Answer 6 · 2016-08-01T15:57:59.000Z

require 'nn'
require 'cunn'

softOutCalc = nn.Sequential():add(nn.SpatialSoftMax())
softOutCalc = softOutCalc:cuda()
ips = torch.rand(8,2,80,80)
ips = ips:cuda()
softOutCalc:forward(ips)

Can you check if this piece of code works?

Answer 7 · 2016-08-01T16:26:02.000Z

The same error!
th> softOutCalc:forward(ips)

THCudaCheck FAIL file=/home/david/torch/extra/cutorch/lib/THC/generic/THCTensorCopy.c line=81 error=77 : an illegal memory access was encountered
/home/david/torch/install/bin/luajit: /home/david/torch/install/share/lua/5.1/torch/Tensor.lua:201: cuda runtime error (77) : an illegal memory access was encountered at /home/david/torch/extra/cutorch/lib/THC/generic/THCTensorCopy.c:81

Answer 8 · 2016-08-01T16:34:36.000Z

I've run test.sh from torch installation, and have FAILED tests.

 33/154 frac2 ........................................................... [PASS]
 34/154 trace ........................................................... [WAIT]{
  input : FloatTensor - size: 487x402
}
 34/154 trace ........................................................... [FAIL]

....

 96/152 SpatialDilatedConvolution_backward_single ....................... [FAIL]

Googling for this.

Answer 9 · 2016-08-01T16:42:28.000Z

These 2 failed tests seem unimportant.

Answer 10 · 2016-08-01T18:00:03.000Z

torch/cunn#292 - I had similar problem.

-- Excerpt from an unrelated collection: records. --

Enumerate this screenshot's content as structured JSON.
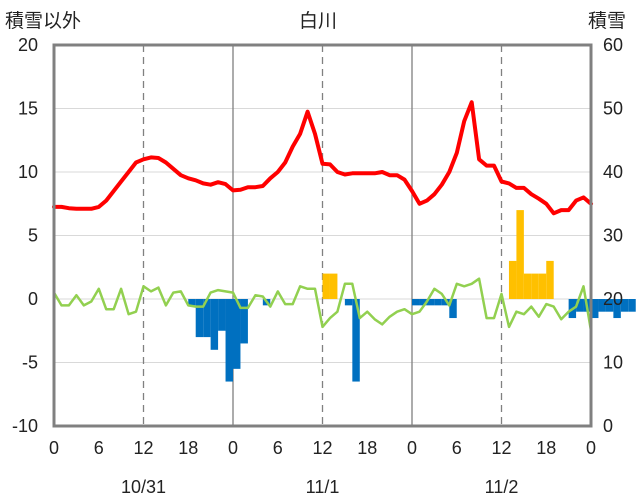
{
  "chart_data": {
    "type": "bar+line",
    "title": "白川",
    "left_axis_label": "積雪以外",
    "right_axis_label": "積雪",
    "left_ylim": [
      -10,
      20
    ],
    "left_yticks": [
      "20",
      "15",
      "10",
      "5",
      "0",
      "-5",
      "-10"
    ],
    "right_ylim": [
      0,
      60
    ],
    "right_yticks": [
      "60",
      "50",
      "40",
      "30",
      "20",
      "10",
      "0"
    ],
    "x_range_hours": [
      0,
      72
    ],
    "x_tick_labels": [
      "0",
      "6",
      "12",
      "18",
      "0",
      "6",
      "12",
      "18",
      "0",
      "6",
      "12",
      "18",
      "0"
    ],
    "date_labels": [
      "10/31",
      "11/1",
      "11/2"
    ],
    "grid": "dashed vertical at 12h, solid vertical at midnight",
    "colors": {
      "snow_depth_line": "#ff0000",
      "temperature_line": "#92d050",
      "bar_positive": "#ffc000",
      "bar_negative": "#0070c0",
      "frame": "#808080",
      "grid": "#808080"
    },
    "series": [
      {
        "axis": "right",
        "style": "line",
        "x": [
          0,
          1,
          2,
          3,
          4,
          5,
          6,
          7,
          8,
          9,
          10,
          11,
          12,
          13,
          14,
          15,
          16,
          17,
          18,
          19,
          20,
          21,
          22,
          23,
          24,
          25,
          26,
          27,
          28,
          29,
          30,
          31,
          32,
          33,
          34,
          35,
          36,
          37,
          38,
          39,
          40,
          41,
          42,
          43,
          44,
          45,
          46,
          47,
          48,
          49,
          50,
          51,
          52,
          53,
          54,
          55,
          56,
          57,
          58,
          59,
          60,
          61,
          62,
          63,
          64,
          65,
          66,
          67,
          68,
          69,
          70,
          71,
          72
        ],
        "values": [
          34.5,
          34.5,
          34.3,
          34.2,
          34.2,
          34.2,
          34.5,
          35.5,
          37,
          38.5,
          40,
          41.5,
          42,
          42.3,
          42.2,
          41.5,
          40.5,
          39.5,
          39,
          38.7,
          38.2,
          38,
          38.4,
          38.1,
          37.1,
          37.2,
          37.6,
          37.6,
          37.8,
          39,
          40,
          41.5,
          44,
          46,
          49.5,
          46,
          41.3,
          41.2,
          40,
          39.6,
          39.8,
          39.8,
          39.8,
          39.8,
          40,
          39.5,
          39.5,
          38.8,
          37,
          35,
          35.5,
          36.5,
          38,
          40,
          43,
          48,
          51,
          42,
          41,
          41,
          38.5,
          38.2,
          37.5,
          37.5,
          36.5,
          35.8,
          35,
          33.5,
          34,
          34,
          35.5,
          36,
          35
        ]
      },
      {
        "axis": "left",
        "style": "line",
        "x": [
          0,
          1,
          2,
          3,
          4,
          5,
          6,
          7,
          8,
          9,
          10,
          11,
          12,
          13,
          14,
          15,
          16,
          17,
          18,
          19,
          20,
          21,
          22,
          23,
          24,
          25,
          26,
          27,
          28,
          29,
          30,
          31,
          32,
          33,
          34,
          35,
          36,
          37,
          38,
          39,
          40,
          41,
          42,
          43,
          44,
          45,
          46,
          47,
          48,
          49,
          50,
          51,
          52,
          53,
          54,
          55,
          56,
          57,
          58,
          59,
          60,
          61,
          62,
          63,
          64,
          65,
          66,
          67,
          68,
          69,
          70,
          71,
          72
        ],
        "values": [
          0.5,
          -0.5,
          -0.5,
          0.3,
          -0.5,
          -0.2,
          0.8,
          -0.8,
          -0.8,
          0.8,
          -1.2,
          -1,
          1,
          0.6,
          0.9,
          -0.5,
          0.5,
          0.6,
          -0.5,
          -0.6,
          -0.6,
          0.5,
          0.7,
          0.6,
          0.5,
          -0.7,
          -0.7,
          0.3,
          0.2,
          -0.6,
          0.6,
          -0.4,
          -0.4,
          1,
          0.8,
          0.8,
          -2.2,
          -1.5,
          -1,
          1.2,
          1.2,
          -1.5,
          -1,
          -1.6,
          -2,
          -1.4,
          -1,
          -0.8,
          -1.2,
          -1,
          -0.2,
          0.8,
          0.4,
          -0.5,
          1.2,
          1,
          1.2,
          1.6,
          -1.5,
          -1.5,
          0.4,
          -2.2,
          -1,
          -1.2,
          -0.6,
          -1.4,
          -0.4,
          -0.6,
          -1.6,
          -1,
          -0.6,
          1,
          -2.5
        ]
      },
      {
        "axis": "left",
        "style": "bar",
        "start_hour": 0,
        "values": [
          0,
          0,
          0,
          0,
          0,
          0,
          0,
          0,
          0,
          0,
          0,
          0,
          0,
          0,
          0,
          0,
          0,
          0,
          -0.5,
          -3,
          -3,
          -4,
          -2.5,
          -6.5,
          -5.5,
          -3.5,
          0,
          0,
          -0.5,
          0,
          0,
          0,
          0,
          0,
          0,
          0,
          2,
          2,
          0,
          -0.5,
          -6.5,
          0,
          0,
          0,
          0,
          0,
          0,
          0,
          -0.5,
          -0.5,
          -0.5,
          -0.5,
          -0.5,
          -1.5,
          0,
          0,
          0,
          0,
          0,
          0,
          0,
          3,
          7,
          2,
          2,
          2,
          3,
          0,
          0,
          -1.5,
          -1,
          -1,
          -1.5,
          -1,
          -1,
          -1.5,
          -1,
          -1,
          0
        ]
      }
    ]
  }
}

The issue is with the installation of torch and cunn and its libraries. It got solved as we upgraded all the drivers. You can reopen the issue and let us see if we get any support.

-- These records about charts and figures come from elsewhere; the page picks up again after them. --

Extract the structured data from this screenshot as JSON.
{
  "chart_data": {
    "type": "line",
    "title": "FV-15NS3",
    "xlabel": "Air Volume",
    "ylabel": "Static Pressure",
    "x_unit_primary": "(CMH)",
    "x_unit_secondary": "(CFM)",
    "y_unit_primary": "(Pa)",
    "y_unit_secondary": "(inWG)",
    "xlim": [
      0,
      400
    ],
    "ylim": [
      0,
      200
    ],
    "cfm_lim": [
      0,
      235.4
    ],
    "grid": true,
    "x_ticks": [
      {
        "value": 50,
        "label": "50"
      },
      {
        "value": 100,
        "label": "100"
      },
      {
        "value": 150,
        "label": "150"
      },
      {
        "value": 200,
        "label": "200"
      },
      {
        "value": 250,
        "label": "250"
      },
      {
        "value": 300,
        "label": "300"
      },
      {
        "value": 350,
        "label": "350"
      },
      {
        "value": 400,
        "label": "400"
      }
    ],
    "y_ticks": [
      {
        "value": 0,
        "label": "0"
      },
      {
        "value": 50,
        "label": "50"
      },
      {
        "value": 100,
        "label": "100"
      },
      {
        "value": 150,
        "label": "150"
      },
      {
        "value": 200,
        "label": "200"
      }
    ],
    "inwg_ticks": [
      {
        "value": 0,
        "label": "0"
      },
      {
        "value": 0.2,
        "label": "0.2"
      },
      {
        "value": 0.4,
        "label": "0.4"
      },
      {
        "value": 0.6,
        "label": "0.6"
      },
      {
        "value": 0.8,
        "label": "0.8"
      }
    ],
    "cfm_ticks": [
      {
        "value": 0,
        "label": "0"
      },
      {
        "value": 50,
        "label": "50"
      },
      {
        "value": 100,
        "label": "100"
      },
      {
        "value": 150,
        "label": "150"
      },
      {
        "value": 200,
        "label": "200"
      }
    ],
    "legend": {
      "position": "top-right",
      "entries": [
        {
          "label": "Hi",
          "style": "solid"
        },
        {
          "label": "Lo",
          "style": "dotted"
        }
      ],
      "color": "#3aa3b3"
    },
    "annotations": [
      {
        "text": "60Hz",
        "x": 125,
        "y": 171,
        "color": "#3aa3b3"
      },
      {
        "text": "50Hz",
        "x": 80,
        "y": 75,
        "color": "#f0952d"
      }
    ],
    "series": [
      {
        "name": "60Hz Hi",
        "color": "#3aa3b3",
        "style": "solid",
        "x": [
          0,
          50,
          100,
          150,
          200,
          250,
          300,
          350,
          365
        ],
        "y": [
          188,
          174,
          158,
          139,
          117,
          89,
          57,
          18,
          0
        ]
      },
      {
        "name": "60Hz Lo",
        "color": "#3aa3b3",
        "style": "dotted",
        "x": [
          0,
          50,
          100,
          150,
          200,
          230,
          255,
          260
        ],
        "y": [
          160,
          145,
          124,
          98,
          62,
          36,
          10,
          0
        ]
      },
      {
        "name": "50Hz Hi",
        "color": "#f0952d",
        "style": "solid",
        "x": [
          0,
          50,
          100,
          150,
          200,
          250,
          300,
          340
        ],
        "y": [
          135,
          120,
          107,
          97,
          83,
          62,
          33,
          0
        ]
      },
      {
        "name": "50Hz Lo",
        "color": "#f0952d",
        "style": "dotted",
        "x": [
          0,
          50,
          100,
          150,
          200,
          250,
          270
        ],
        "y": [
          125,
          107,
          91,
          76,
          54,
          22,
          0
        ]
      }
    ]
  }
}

Answer 11 · 2016-08-01T18:25:26.000Z

Could you tell the version of drivers you use, please?

Answer 12 · 2016-08-02T06:30:42.000Z

Our Setup: Ubuntu 14.04, TITAN X, CUDA 7.5, CuDNN V5 and nvidia drivers with

version:        361.45.11

Answer 13 · 2016-08-02T06:41:37.000Z

I use exactly the same setup, except older driver v. 352.93. Going to update. Thanks for your significant assist in finding the root cause of the problem. Looking forward to run U-Net training.

Answer 14 · 2016-08-02T08:03:47.000Z

I too got the same error even with the latest driver. We have reopened cunn issue.

I have made a quick fix/hack to get it working. Can you check if it works now?

Answer 15 · 2016-08-02T08:43:28.000Z

Your fix helped, without Nvidia driver update. Thanks!